My first love checked the whole psychological symptoms. I know, I’ve read them in search for answers. And with the first disappointment sprouted many new thoughts that ignited my brain. Got me thinking about my sexual attraction, the way I feel. Am I gay? Am I straight? What am I? Science helped me a lot classifying the different forms of attraction I felt. Storge, Agape, Pragma, Mania, Eros. But I couldn’t wire my brain and find exactly what a quality sexual partner for me is. Not even the simplest attribute in the definition, sex. The laymen can’t rely on science all the time. Some of their biggest decisions count on feeling the present and deciding. That’s the best form for them. You can’t learn biochemistry for years to cook for your wife. You need to close your eyes and let the taste buds lead you.
But is it possible for science to answer the great questions? To tell us these things?
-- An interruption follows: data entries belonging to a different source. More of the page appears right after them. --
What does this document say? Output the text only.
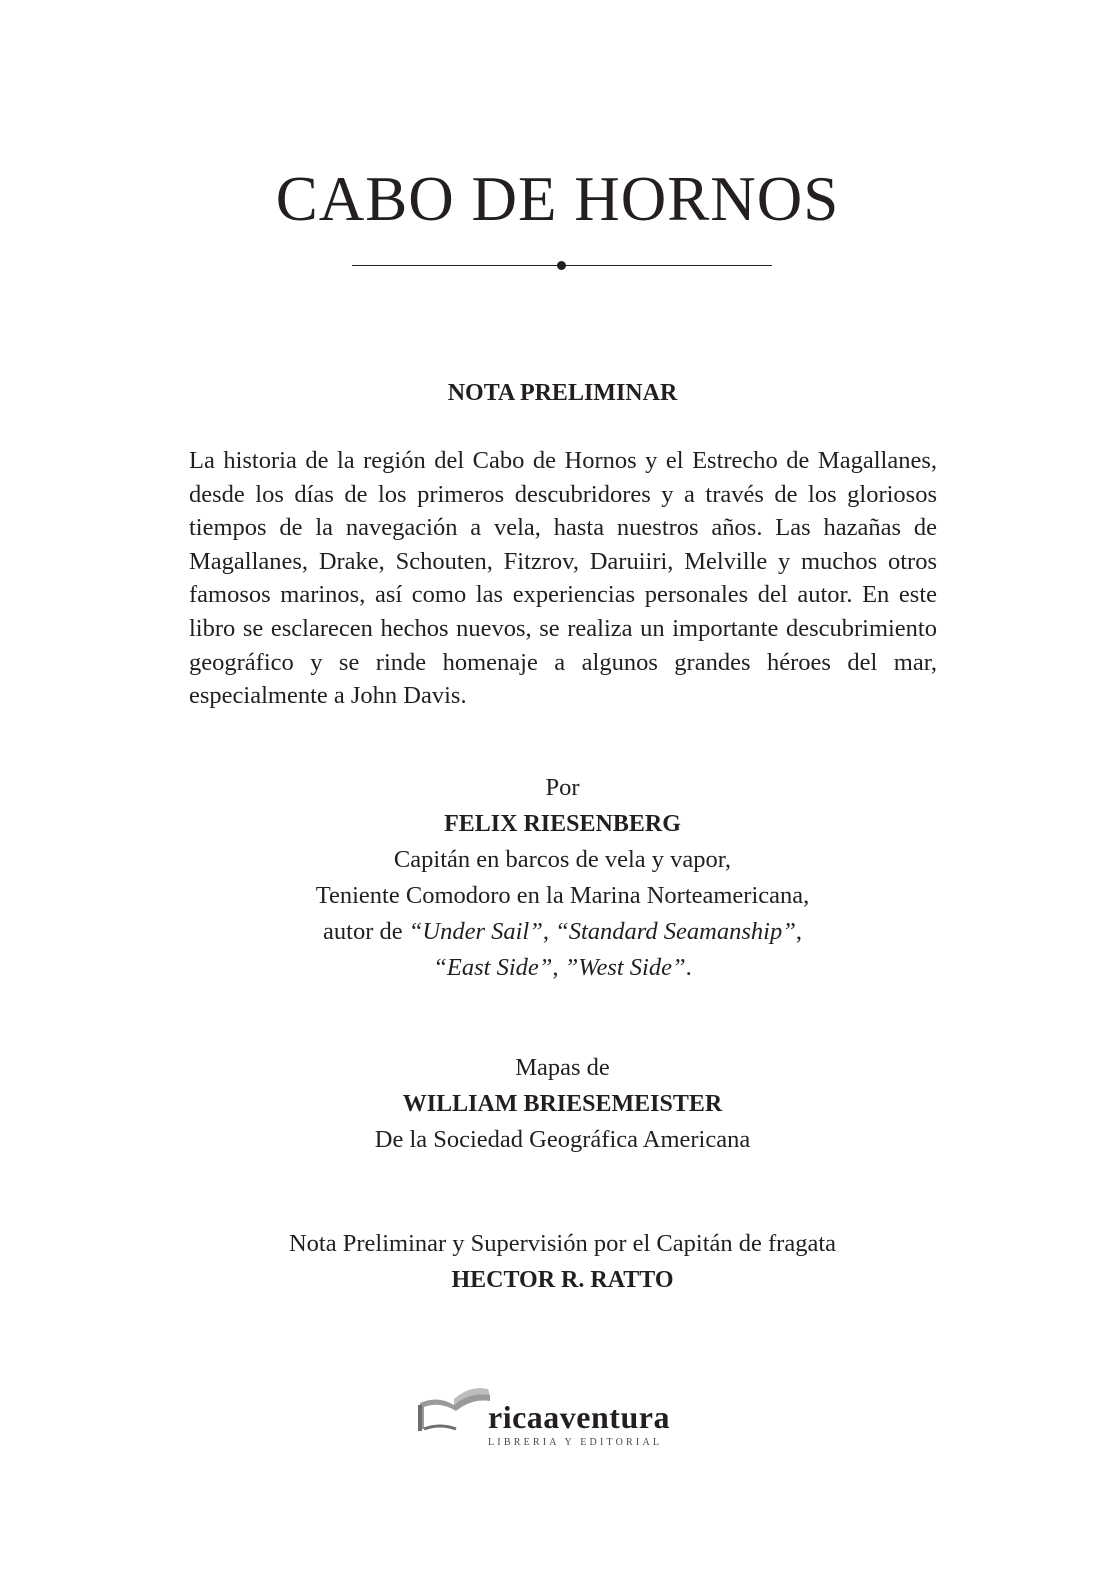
CABO DE HORNOS
NOTA PRELIMINAR

La historia de la región del Cabo de Hornos y el Estrecho de Magallanes, desde los días de los primeros descubridores y a través de los gloriosos tiempos de la navegación a vela, hasta nuestros años. Las hazañas de Magallanes, Drake, Schouten, Fitzrov, Daruiiri, Melville y muchos otros famosos marinos, así como las experiencias personales del autor. En este libro se esclarecen hechos nuevos, se realiza un importante descubrimiento geográfico y se rinde homenaje a algunos grandes héroes del mar, especialmente a John Davis.

Por
FELIX RIESENBERG
Capitán en barcos de vela y vapor,
Teniente Comodoro en la Marina Norteamericana,
autor de “Under Sail”, “Standard Seamanship”,
“East Side”, ”West Side”.
Mapas de
WILLIAM BRIESEMEISTER
De la Sociedad Geográfica Americana
Nota Preliminar y Supervisión por el Capitán de fragata
HECTOR R. RATTO
ricaaventura
LIBRERIA Y EDITORIAL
Neurology seems very affective in that area. Its functionality in the field of quality research is only starting to appear today but we can still see its power. Especially in the advertisement world. Many mad men use its power to make thing appear quality or good to us. That quality over sugary, acidic beverage you had with your quality low-meat high sodium burger a few days ago.
And then there is the naturalistic fallacy. Or maybe not a fallacy. Not as much as thinking sweet meals are good. What seems natural is good. Ask a film critic what is good script writing and he’ll answer My Dinner with Andrei, or Pulp Fiction or Seinfeld. Because they assimilate the way we talk and express ourselves far better than that melodramatic shacksperian monologue. They randomness is somehow very natural. I don’t believe science can create what we consider natural due to the chaos and randomness of its essence. If we’d reduce our experience to the parameters that we consider when we look at quality and serve each parameter the best using the scientific method, we’d may get a quality thing but we won’t consider it quality because it would be unnatural and thus seen as bad. Ironically, indeed without evil there is no good. With no flaws in the creation there is no beauty and perfection is a sin.
And could we contain the entire process our brain does when assessing quality? It’s a big word containing many different objects, ideas and phenomenon’s we encounter. They are not always and usually aren’t separated by our minds. The Japanese simplified the mechanical world through the use of Ki. Is it possible we can only achieve simplification of an infinite and complicated equation consisting of infinite number of parameters that include cultural and psychological background, genetics and thinking processes we are not aware of? Where there are too many variables, statistics come into hand. We may not be able to assess every person, his every sickness and give him the exact remedy for him but we can assess the like hood of him being sick with X disease and that cure Y will help him. We can create a state very close to quality for each individual built of statistical analysis of his attributes.

And yet, what good is quality? Vaccines may not be quality. We may suffer greatly from them but they consist a higher good for us that raises our fitness. Quality as a survival tool is flawed due to the fact that there are low-quality tools that help us and if we’d examine them in the mushin state it would hurt us.

The science helps us achieve this higher good. It’s not always enjoyable but it helps us survive. The science can even make our life more comforting. Maybe even much more fun. But elevating? This we have to leave for the arts. I believe we could never see the science truly capturing the power of Siegfried and Odette dancing under the moon light. Those things that make us feel awe inside. Those we leave for the human mind to judge. We can only intensify the gazing on the infinite stars in the sky by the simple Mushin.